"The Right, The Unions, and Campaign Finance"
Ezra Klein wonders why conservatives upset about the disproportionate political influence of labor unions don’t support the kind of measures that might reduce the influence of labor and business alike:
The income of many corporations — Boeing is a good example — depend on government contracts. Tax policy is also important when it comes to setting take-home pay. Then there are rules, regulations, bailouts, backstops, and all the other ways that the government helps structure and shape the economy. And “through gigantic campaign contributions and overall clout,” corporations “have enormous influence over who gets to bargain with them.” And in the aggregate, of course, the business community spends much more than the unions — in 2010, business groups spent $1.3 billion, while unions spent $93 million.

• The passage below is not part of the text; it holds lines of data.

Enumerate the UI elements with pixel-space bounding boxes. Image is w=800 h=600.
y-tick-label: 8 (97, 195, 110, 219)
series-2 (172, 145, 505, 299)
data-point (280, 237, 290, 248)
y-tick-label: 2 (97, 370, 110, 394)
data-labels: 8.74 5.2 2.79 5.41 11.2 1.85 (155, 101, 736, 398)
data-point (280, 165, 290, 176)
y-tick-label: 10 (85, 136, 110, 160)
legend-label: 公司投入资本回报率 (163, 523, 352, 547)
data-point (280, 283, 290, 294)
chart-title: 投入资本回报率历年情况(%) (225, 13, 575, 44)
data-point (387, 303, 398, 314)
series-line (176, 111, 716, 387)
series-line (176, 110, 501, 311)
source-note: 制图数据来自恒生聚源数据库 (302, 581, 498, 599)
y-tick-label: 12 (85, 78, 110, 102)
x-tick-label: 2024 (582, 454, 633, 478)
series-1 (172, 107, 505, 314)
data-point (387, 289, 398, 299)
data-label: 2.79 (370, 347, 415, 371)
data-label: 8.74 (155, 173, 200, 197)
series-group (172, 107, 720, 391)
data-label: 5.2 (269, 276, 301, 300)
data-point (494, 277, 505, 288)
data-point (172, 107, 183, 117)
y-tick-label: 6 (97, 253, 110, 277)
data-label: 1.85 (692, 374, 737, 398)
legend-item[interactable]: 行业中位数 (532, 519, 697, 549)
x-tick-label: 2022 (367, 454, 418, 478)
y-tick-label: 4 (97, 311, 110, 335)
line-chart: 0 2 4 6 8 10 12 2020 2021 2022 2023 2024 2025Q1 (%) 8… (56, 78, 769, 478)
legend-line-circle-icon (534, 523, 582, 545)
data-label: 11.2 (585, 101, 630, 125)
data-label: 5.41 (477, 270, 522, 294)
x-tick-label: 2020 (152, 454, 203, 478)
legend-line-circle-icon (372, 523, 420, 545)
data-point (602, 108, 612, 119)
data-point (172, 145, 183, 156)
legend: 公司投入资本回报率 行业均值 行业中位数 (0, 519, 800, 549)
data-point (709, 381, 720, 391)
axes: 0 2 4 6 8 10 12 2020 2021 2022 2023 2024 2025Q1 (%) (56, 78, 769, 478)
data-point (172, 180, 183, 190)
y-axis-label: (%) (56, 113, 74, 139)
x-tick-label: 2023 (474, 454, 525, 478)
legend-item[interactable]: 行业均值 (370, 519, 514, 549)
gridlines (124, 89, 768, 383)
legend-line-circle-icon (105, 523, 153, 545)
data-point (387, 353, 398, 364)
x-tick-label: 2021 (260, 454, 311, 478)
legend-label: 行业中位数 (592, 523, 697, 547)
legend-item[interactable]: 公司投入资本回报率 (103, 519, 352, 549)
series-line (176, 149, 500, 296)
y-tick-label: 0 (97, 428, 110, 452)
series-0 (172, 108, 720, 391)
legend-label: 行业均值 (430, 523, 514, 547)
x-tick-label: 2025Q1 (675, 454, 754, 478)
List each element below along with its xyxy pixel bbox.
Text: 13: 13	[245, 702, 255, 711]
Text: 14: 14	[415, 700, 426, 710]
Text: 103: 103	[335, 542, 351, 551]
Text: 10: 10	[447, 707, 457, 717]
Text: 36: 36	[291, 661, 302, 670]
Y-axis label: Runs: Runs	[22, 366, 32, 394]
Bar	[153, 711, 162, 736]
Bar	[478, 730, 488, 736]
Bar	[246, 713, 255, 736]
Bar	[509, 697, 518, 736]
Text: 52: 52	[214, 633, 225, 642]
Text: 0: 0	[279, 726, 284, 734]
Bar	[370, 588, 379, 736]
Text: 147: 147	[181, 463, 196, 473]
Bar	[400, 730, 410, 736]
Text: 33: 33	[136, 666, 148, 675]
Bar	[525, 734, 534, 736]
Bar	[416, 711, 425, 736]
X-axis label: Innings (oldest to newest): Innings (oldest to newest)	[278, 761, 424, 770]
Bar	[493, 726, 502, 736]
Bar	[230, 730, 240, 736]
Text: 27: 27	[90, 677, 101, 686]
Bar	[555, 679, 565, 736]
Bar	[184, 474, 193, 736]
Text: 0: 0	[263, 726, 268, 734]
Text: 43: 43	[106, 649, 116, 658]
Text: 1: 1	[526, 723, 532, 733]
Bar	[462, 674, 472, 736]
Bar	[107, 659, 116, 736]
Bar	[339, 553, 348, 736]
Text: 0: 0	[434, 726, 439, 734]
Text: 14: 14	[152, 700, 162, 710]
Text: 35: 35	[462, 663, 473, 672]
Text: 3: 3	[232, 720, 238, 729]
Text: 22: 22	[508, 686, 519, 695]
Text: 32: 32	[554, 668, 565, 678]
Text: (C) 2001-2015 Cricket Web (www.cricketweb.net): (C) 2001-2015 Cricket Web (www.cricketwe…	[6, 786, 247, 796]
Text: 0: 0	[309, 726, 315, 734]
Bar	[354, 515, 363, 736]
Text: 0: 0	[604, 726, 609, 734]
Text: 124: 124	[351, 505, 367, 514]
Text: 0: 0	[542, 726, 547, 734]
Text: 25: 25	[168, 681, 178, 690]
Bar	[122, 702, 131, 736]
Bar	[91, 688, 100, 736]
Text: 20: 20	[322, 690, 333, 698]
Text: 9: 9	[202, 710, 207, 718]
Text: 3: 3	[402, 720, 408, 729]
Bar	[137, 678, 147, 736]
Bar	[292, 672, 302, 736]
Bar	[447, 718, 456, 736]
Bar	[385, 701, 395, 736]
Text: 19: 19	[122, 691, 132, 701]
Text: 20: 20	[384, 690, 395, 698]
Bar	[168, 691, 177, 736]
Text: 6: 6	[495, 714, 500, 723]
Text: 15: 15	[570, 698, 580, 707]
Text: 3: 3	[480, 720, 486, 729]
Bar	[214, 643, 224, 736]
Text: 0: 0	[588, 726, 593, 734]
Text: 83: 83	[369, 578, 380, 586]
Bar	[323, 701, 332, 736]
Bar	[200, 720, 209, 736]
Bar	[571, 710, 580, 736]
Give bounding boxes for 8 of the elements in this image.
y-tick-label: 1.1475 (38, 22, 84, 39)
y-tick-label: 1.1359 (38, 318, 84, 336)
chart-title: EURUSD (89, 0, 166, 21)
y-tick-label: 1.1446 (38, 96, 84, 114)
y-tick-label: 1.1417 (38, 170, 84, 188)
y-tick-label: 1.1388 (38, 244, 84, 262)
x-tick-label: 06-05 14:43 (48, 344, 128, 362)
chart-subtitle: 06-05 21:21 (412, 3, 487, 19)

Given that disparity, it’s not at all clear to me why I should worry more about the money unions spend on elections than the money corporations spend on elections. But more to the point, I’d like to reduce both: The AFL-CIO and the Chamber of Commerce and the Republican Party joined forces against the DISCLOSE Act. But the DISCLOSE Act was a good bill! And the Fair Elections Now Act is a better one. It’s curious that the alarm conservatives feel when they look at the nexus of moneyed interests and government power doesn’t translate into support for the sort of laws that might weaken that link.
One could speculate on the motives, but to me this seems like a sub-set of one of my big grievances with conservatives and libertarians. I find that right-of-center people are very good at noting ways in which the political process is at times pathological. The technical term for noting the existence of problems in the political system while also having absolutely nothing constructive to say about how to improve things. There’s even entire divergent disciplines such that complaining that the political process is unfair while also having right-of-center political opinions is called “public choice economics.” The usual response to these complaints is something like liberals are upset at how the rich and powerful have disproportionate political influence, but that’s why some of us think the government should be as small as possible. The problem here is that you need to apply a “public choice” analysis analysis to that idea. If there’s a state, and if the rich and powerful have massively disproportionate influence over what the state does, then the state will tend to advance the interests of the rich and the powerful. There’s no substitute for a well-functioning political system.